I thank you for your offer to write a letter and I also thank you for publishing my comments, when many other publications would not. I don’t want to write a letter for open public discussion I am merely highlighting that this publication has a clear bias against cycling.
Glad you mentioned what is permitted and what is not. Quoting from Real Decreto 1428/2003, de 21 de noviembre:
2. Se prohíbe que los vehículos enumerados en el apartado anterior circulen en posición paralela, salvo las bicicletas, que podrán hacerlo en columna de a dos, orillándose todo lo posible al extremo derecho de la vía y colocándose en hilera en tramos sin visibilidad,…
Given that the whole of the Cabra road has little or no visibility because of the bends, it means that cyclists should be in “hilera” (single file). Trouble is you go round a blind bend and find two cyclists, cycling side-by-side. They’re moving so slow that you have no time to react.
So, no, Tom, cyclist can’t buddy up riding two abreast where they like – only on a straight stretch with visibility and the Cabra, as you evidently know… is anything but a straight road.
But let’s not turn this article into a pissing match over who is most annoying on the Cabra road. Put your point of view on the “Your Questions” section and I will format it as a reader’s letter and everybody can comment as they feel on the subject, OK?
I know how annoying it can be stuck behind other road users who are slowing me down. It happens everytime I descend the Cabra on my bike and a car is on front of me. I also find it annoying that whilst all drivers have licences they don’t seem to know that in Spain cyclists are permitted to cycle two abreast. Most foreign drivers are also unaware that cyclists in a group can have the right of way on a roundabout. Once the leading cyclists enters the roundabout all others can follow and the cars on the roundabout must give way. I don’t make the laws, I just follow them
What’s annoying is that just about all cyclists are also motorists, meaning that cyclists know how annoying it is finding yourself crawling along in first gear behind a couple of cyclists on a road full of blind bends who insist on cycling side-by-side… Whilst just about every cyclist also drives a car, very few drivers also ride a pushbike up moutains.

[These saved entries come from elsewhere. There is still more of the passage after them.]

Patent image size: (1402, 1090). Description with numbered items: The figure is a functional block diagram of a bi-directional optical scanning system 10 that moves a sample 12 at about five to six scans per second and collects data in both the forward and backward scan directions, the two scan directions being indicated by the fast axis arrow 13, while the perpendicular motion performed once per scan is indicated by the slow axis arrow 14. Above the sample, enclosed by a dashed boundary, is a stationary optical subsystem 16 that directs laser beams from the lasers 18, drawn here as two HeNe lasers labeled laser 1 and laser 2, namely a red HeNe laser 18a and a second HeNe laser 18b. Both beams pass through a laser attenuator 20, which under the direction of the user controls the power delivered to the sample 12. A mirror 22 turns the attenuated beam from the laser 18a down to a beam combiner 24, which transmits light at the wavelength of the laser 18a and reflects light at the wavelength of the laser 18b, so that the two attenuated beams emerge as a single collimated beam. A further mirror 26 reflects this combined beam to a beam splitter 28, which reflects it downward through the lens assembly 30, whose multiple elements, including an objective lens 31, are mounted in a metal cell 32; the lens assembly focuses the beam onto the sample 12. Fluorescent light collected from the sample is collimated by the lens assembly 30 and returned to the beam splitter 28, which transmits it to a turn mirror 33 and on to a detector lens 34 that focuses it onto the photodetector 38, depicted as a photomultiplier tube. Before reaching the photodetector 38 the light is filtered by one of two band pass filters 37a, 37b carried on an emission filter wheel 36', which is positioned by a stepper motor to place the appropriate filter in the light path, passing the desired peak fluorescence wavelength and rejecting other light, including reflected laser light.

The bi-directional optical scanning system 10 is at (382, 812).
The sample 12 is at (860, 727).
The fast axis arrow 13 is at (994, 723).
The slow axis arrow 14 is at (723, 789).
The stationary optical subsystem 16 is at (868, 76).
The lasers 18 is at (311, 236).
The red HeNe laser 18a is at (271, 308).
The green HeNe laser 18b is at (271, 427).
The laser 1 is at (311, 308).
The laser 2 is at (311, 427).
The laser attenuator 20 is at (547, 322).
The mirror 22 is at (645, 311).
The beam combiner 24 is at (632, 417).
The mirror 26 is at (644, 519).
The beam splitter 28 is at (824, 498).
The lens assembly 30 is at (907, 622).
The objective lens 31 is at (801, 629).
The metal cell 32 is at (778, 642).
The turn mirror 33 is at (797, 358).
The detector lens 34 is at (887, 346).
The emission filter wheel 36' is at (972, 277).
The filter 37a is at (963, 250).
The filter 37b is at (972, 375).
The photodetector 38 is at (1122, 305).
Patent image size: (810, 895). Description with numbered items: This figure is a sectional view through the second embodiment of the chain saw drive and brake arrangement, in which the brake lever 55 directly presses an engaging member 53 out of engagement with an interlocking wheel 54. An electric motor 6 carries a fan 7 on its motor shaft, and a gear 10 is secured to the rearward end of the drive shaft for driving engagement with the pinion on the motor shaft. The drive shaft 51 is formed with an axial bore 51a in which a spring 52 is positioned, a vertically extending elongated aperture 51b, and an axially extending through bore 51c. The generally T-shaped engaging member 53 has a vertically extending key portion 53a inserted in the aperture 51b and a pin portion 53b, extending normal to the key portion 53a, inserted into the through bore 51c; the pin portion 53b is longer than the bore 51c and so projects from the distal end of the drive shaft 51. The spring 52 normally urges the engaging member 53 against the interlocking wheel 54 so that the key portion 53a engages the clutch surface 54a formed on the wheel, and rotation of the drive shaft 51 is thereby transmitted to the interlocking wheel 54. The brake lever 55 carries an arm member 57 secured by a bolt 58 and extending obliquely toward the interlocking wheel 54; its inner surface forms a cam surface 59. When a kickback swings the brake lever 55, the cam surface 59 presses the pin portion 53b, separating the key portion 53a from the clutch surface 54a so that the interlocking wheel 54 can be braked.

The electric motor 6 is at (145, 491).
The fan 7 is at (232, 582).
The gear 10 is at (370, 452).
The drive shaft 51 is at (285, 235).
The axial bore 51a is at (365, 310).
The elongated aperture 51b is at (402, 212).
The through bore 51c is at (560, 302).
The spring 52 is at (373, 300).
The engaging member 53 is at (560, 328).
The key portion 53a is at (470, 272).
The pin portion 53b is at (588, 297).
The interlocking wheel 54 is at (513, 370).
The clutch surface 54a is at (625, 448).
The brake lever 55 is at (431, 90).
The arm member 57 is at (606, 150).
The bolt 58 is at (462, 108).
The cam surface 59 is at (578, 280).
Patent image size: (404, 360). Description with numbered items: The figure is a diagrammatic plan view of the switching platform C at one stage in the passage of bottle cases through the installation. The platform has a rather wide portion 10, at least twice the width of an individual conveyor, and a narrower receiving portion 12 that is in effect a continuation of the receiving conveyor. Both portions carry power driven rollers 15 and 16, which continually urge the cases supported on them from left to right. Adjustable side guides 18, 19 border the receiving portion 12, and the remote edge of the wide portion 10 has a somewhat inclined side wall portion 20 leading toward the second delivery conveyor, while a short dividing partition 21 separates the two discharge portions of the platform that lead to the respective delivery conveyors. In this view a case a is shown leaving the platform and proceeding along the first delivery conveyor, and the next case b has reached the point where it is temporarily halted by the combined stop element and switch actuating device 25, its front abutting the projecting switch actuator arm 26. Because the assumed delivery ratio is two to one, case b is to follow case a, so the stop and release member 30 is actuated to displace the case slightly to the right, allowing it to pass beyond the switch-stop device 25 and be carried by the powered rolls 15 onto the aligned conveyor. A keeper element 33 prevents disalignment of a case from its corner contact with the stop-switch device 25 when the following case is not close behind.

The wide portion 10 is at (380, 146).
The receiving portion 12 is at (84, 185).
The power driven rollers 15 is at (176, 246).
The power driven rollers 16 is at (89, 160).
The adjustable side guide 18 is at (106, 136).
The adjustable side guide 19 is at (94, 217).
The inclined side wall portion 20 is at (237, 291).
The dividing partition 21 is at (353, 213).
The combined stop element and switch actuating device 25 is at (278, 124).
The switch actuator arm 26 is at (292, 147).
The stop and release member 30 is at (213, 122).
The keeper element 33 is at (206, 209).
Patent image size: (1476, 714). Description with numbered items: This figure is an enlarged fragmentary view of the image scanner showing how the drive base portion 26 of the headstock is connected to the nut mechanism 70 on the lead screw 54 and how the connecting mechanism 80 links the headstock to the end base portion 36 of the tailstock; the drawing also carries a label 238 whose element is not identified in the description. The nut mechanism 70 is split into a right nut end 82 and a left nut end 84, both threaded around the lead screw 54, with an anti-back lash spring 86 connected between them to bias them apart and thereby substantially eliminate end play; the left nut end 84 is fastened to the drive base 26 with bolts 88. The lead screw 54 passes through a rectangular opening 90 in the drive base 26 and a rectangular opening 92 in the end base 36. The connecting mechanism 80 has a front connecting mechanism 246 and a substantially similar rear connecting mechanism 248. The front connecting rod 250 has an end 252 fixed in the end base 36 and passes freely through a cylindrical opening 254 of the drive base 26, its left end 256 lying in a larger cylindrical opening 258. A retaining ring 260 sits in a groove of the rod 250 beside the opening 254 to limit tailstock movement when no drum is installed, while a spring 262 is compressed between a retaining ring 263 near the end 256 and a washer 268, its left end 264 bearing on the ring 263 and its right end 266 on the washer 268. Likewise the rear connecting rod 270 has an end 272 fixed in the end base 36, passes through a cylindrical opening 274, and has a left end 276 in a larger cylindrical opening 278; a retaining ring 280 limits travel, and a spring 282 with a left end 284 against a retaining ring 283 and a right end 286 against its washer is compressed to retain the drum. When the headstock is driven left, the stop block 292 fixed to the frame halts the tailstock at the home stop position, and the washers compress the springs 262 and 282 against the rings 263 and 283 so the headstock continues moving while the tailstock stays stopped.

I spent a couple of years with a bicyle as my only transport cycling between Almuñécar and Otívar back in the 90s after my motorbike gave up the ghost. I mention this because one thing is using a bicycle as a form of transport and quite another is using it as a sport.
Mountain roads are not sports facilities for cyclists – they are dangerous communication routes and just the same as cyclists are not allowed on autovías because they are a danger to themselves and other autovía users (because of their inability to travel above the lower speed limit on hills as well as their poor stability at slow speeds) they should also be banned from mountain roads for the very same reasons. It is logical that people can cycle up as far as the Lentegí on the Otivar road, but from there on up bicycles should be banned, the same as from El Supiro del Moro all the way along to the mountain pass (more or less Mesón Los Prados) it’s safe for cyclists but from the mountain pass down, they should not be allowed.
It is not what transport one uses, Tom, it is where one uses it. 😉
Cycling to work during the lockdown there was a blissful absence of annoying motorists.